The bridge will facilitate the movement of passengers and goods on domestic routes and is planned to serve as part of regional railway connectivity initiatives such as SAARC, BIMSTEC, SASEC, and the Trans-Asian Railway network. After the new bridge becomes operational, the railway tracks on the Jamuna Bridge are planned to be removed.

== Project details ==
First, on 6 December 2016, the Executive Committee of the National Economic Council (ECNEC) approved the construction project of the bridge. For this, the Bangladesh government undertook the project at a cost of Tk 9,734 crore, of which Japan's development cooperation organization Japan International Cooperation Agency (JICA) will provide Tk 7,724 crore. The project is scheduled to be implemented by December 2023.

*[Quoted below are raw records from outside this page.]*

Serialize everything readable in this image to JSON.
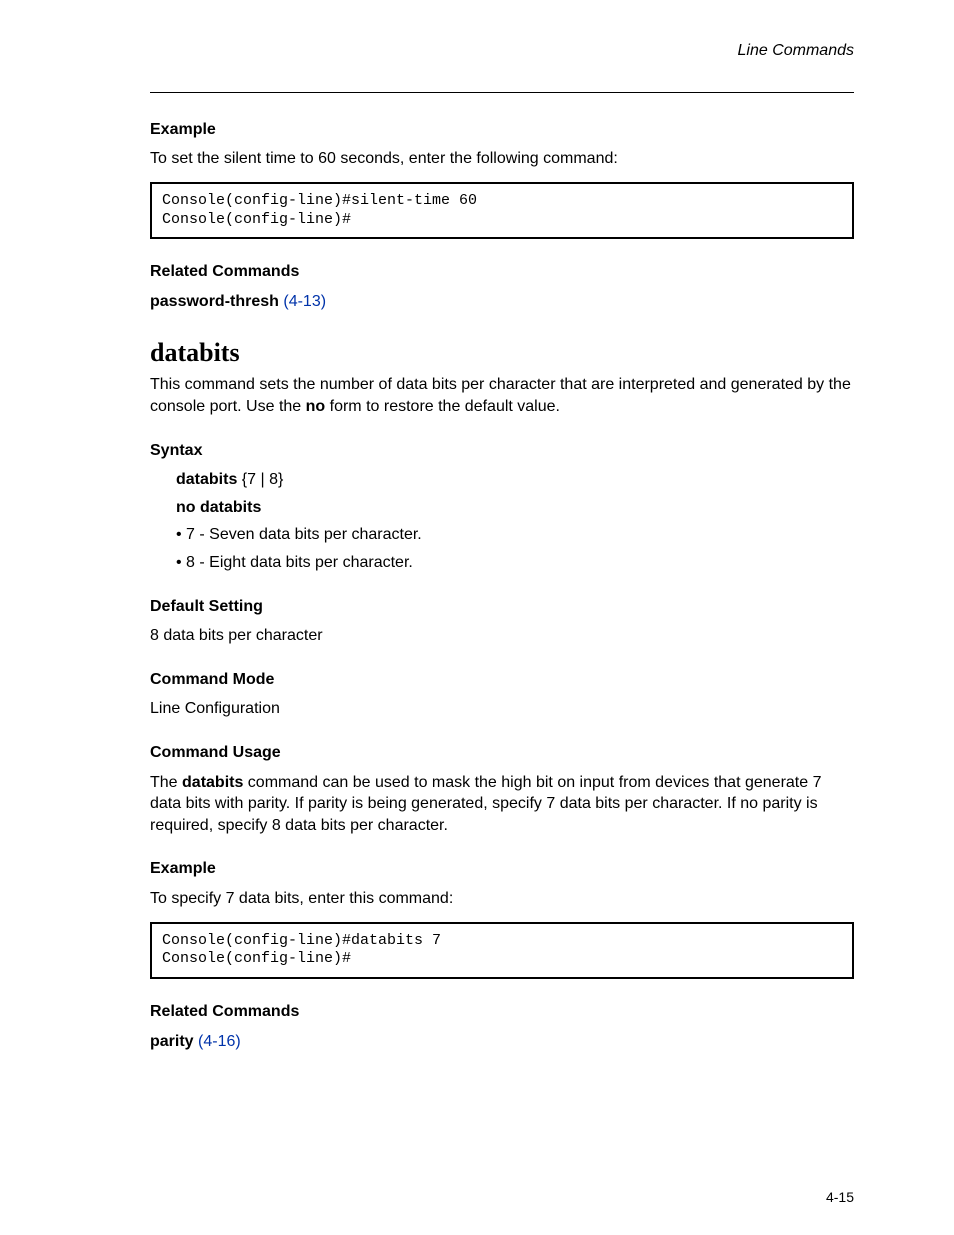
{
  "header": {
    "right_italic": "Line Commands"
  },
  "example1": {
    "title": "Example",
    "intro": "To set the silent time to 60 seconds, enter the following command:",
    "code": "Console(config-line)#silent-time 60\nConsole(config-line)#"
  },
  "related1": {
    "title": "Related Commands",
    "items": [
      {
        "cmd": "password-thresh",
        "page": "(4-13)"
      }
    ]
  },
  "databits": {
    "name": "databits",
    "desc": "This command sets the number of data bits per character that are interpreted and generated by the console port. Use the ",
    "desc_no": "no",
    "desc_tail": " form to restore the default value.",
    "syntax_title": "Syntax",
    "syntax_l1_pre": "databits",
    "syntax_l1_args": " {7 | 8}",
    "syntax_l2": "no databits",
    "arg7": "• 7 - Seven data bits per character.",
    "arg8": "• 8 - Eight data bits per character.",
    "default_title": "Default Setting",
    "default_body": "8 data bits per character",
    "mode_title": "Command Mode",
    "mode_body": "Line Configuration",
    "usage_title": "Command Usage",
    "usage_pre": "The ",
    "usage_cmd": "databits",
    "usage_post": " command can be used to mask the high bit on input from devices that generate 7 data bits with parity. If parity is being generated, specify 7 data bits per character. If no parity is required, specify 8 data bits per character.",
    "example_title": "Example",
    "example_intro": "To specify 7 data bits, enter this command:",
    "example_code": "Console(config-line)#databits 7\nConsole(config-line)#"
  },
  "related2": {
    "title": "Related Commands",
    "items": [
      {
        "cmd": "parity",
        "page": "(4-16)"
      }
    ]
  },
  "footer": {
    "left": "",
    "right": "4-15"
  }
}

However, in the next revised project, the deadline has been extended by two years to December 2025. At the same time, the project cost has been increased from Tk 9,734 crore to Tk 16,781 crore. JICA will provide loan assistance of 72% of the construction cost. Bangladesh Railway will implement the project. This project has been carried out by the Obayashi-Toa-JFE (OTJ) Joint Venture and IHI-SMCC Joint Venture for the eastern and western parts, respectively. Additionally, the project involves constructing a 7.6 km double-line railway approach embankment, 30.73 km of dual-gauge track, 16 viaducts, and renovating the East and West stations and yards of Jamuna Bridge. After completion, the bridge will increase the number of trains that can pass between the capital and the northwest by 88, significantly improving rail connectivity in the region. This bridge can accommodate broad-gauge trains traveling at 120km/h and meter-gauge trains moving at 100km/h.

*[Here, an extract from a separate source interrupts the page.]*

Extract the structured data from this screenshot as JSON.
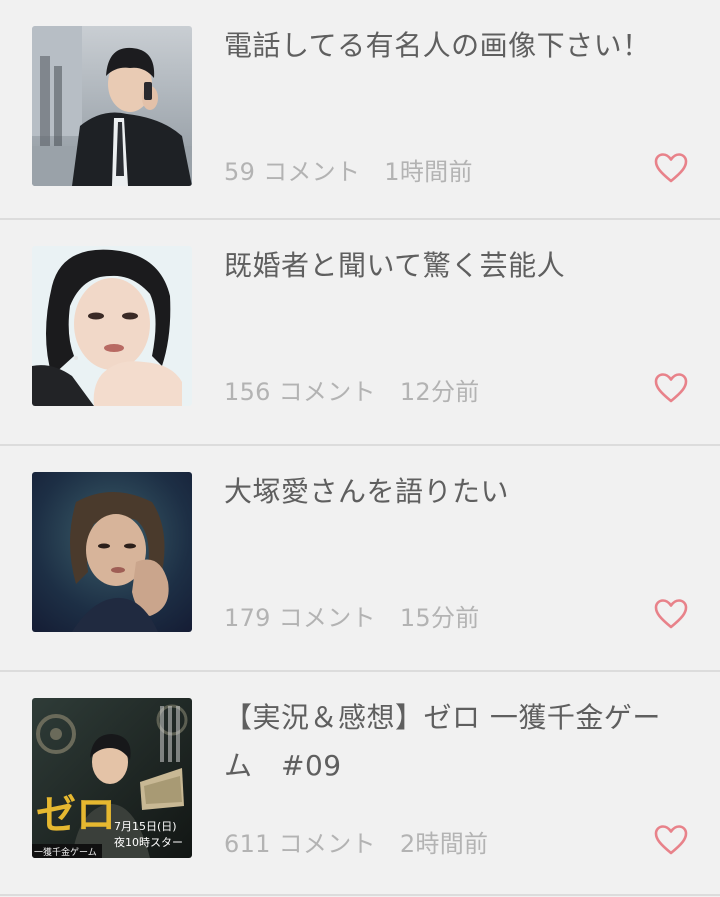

Jamuna Rail Bridge is the largest and most vivid example of weathering steel (paintless steel) in Bangladesh. Use of this steel eliminates the need of any painting for corrosion protection. The seven year long atmospheric test was conducted by A F M Saiful Amin from Bangladesh University of Engineering and Technology through a joint project with JFe steel corporation Japan as a mark of solidarity and bilateral technology transfer between Japan and Bangladesh.

== Progress ==
The construction of the bridge has been fully completed in November 2024. A test run was initiated on 26 November, that completed the following day. The Jamuna Railway Bridge began trial operations on February 12, 2025, with passenger trains starting to cross the bridge. Initially, trains operated on a single track. The bridge was officially inaugurated on March 18, 2025, marking the start of full operations with both tracks in use.